La tension entre efficience et nuance révèle cette contamination. L'entretien de 45 minutes est efficient mais ne peut pas capturer une pratique qui s'étend sur des mois. Le sondage quantitatif est représentatif mais ne saisit que ce qui peut se réduire à des réponses prédéfinies. L'efficience des méthodes standard est achetée au prix de l'invisibilisation de tout ce qui déborde leurs catégories.
Mais efficiente pour qui ? Pour qui mobilise-t-on ces données, dans quel discours s'insèrent-elles ouvre sur une dimension politique que la recherche utilisateur évite soigneusement mais qui détermine pourtant tout ce qu'elle produit ( Isabelle Stengers ).

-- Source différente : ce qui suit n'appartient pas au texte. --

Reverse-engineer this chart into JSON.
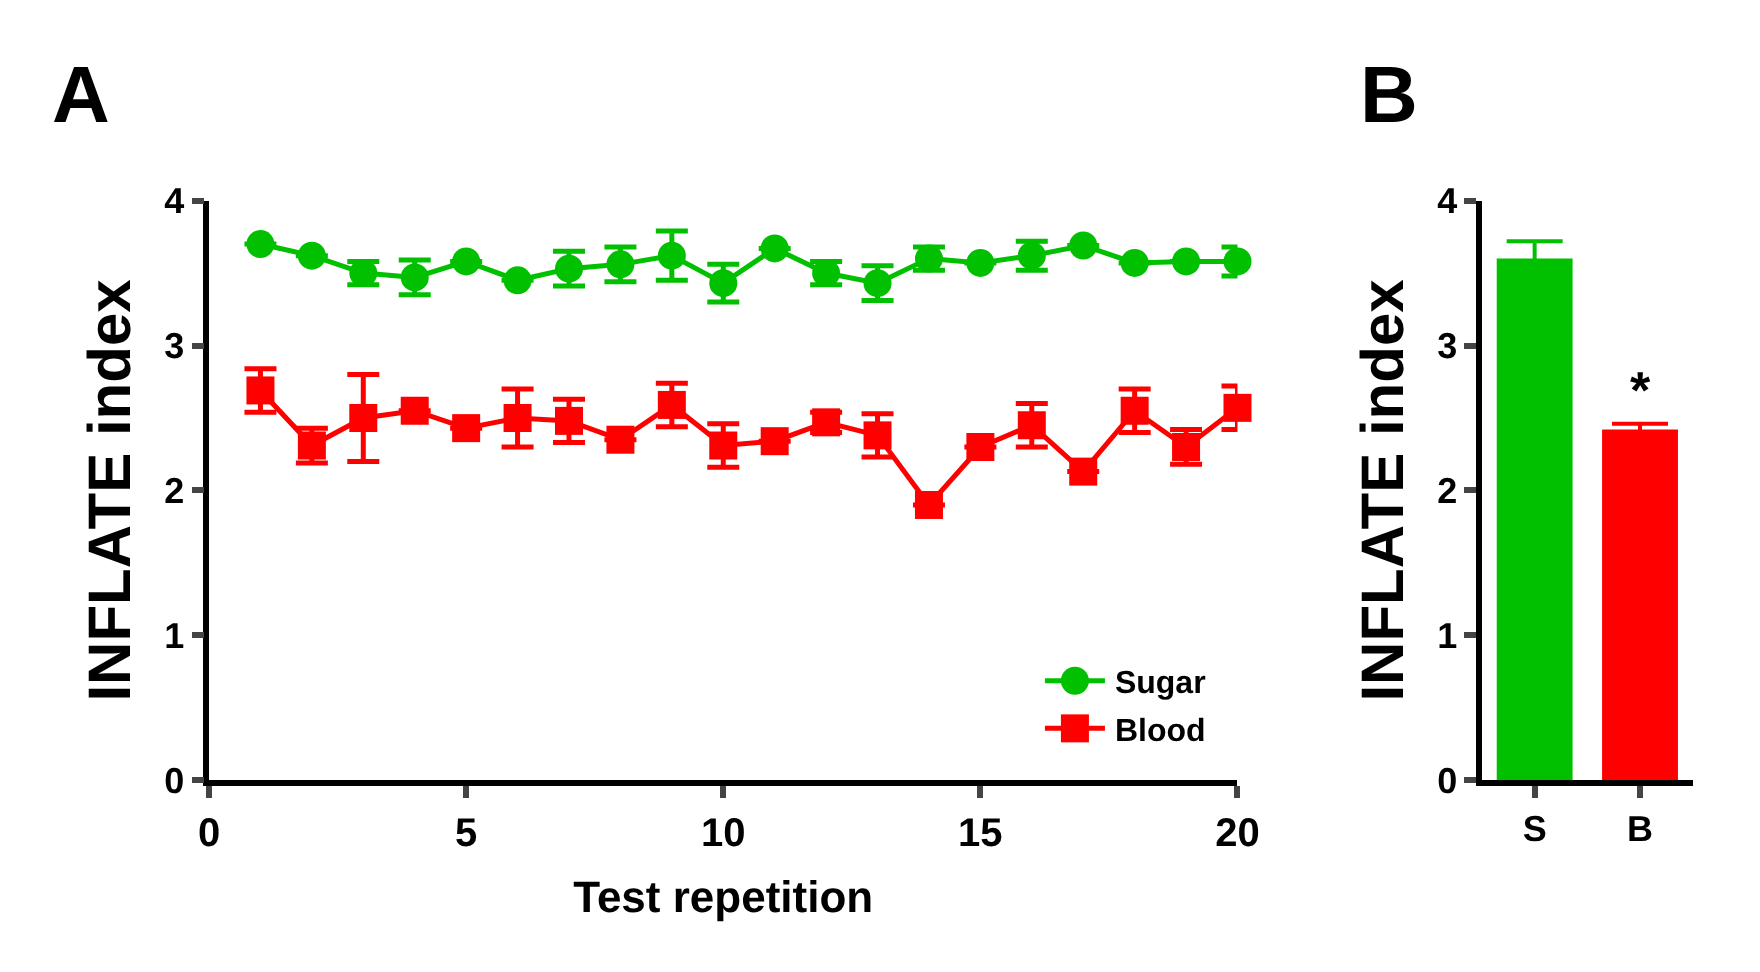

Miranda Fricker a théorisé deux formes de violence épistémique qui interrogent la recherche utilisateur :
L'injustice testimoniale : ne pas accorder de crédit à quelqu'un comme source de connaissance en raison de préjugés liés à son identité. L'utilisateur atypique, peu représentatif, difficile à interpréter voit son témoignage écarté. La recherche utilisateur valorise la parole de l'utilisateur normal et marginalise tout ce qui s'en écarte, non par malveillance, mais par structure.
L'injustice herméneutique : manquer des ressources conceptuelles pour comprendre une expérience sociale. Certains utilisateurs n'ont pas les mots pour dire leur expérience, non parce qu'ils ne l'ont pas, mais parce que les catégories disponibles ne la rendent pas dicible. La recherche qui n'interroge que ce qui peut être verbalisé dans ses propres catégories est structurellement injuste envers ceux dont l'expérience déborde ces catégories.
Gayatri Chakravorty Spivak pose une question similaire : certains sujets sont structurellement privés de la possibilité de s'exprimer dans les termes que les institutions dominantes reconnaissent comme valides.
Comment la recherche utilisateur prétend donner la parole à tous sans questionner ses propres régimes de véridiction ?
Que se passerait-il si on interrogeait un utilisateur fou ? Pas nécessairement au sens clinique, mais quelqu'un dont le rapport aux objets et aux interfaces sort radicalement des cadres normatifs. Cet utilisateur serait immédiatement exclu de la recherche, pour biais, pour non-représentativité.
La recherche utilisateur ne cherche pas tous les utilisateurs, elle cherche ceux qui confirment ses propres catégories.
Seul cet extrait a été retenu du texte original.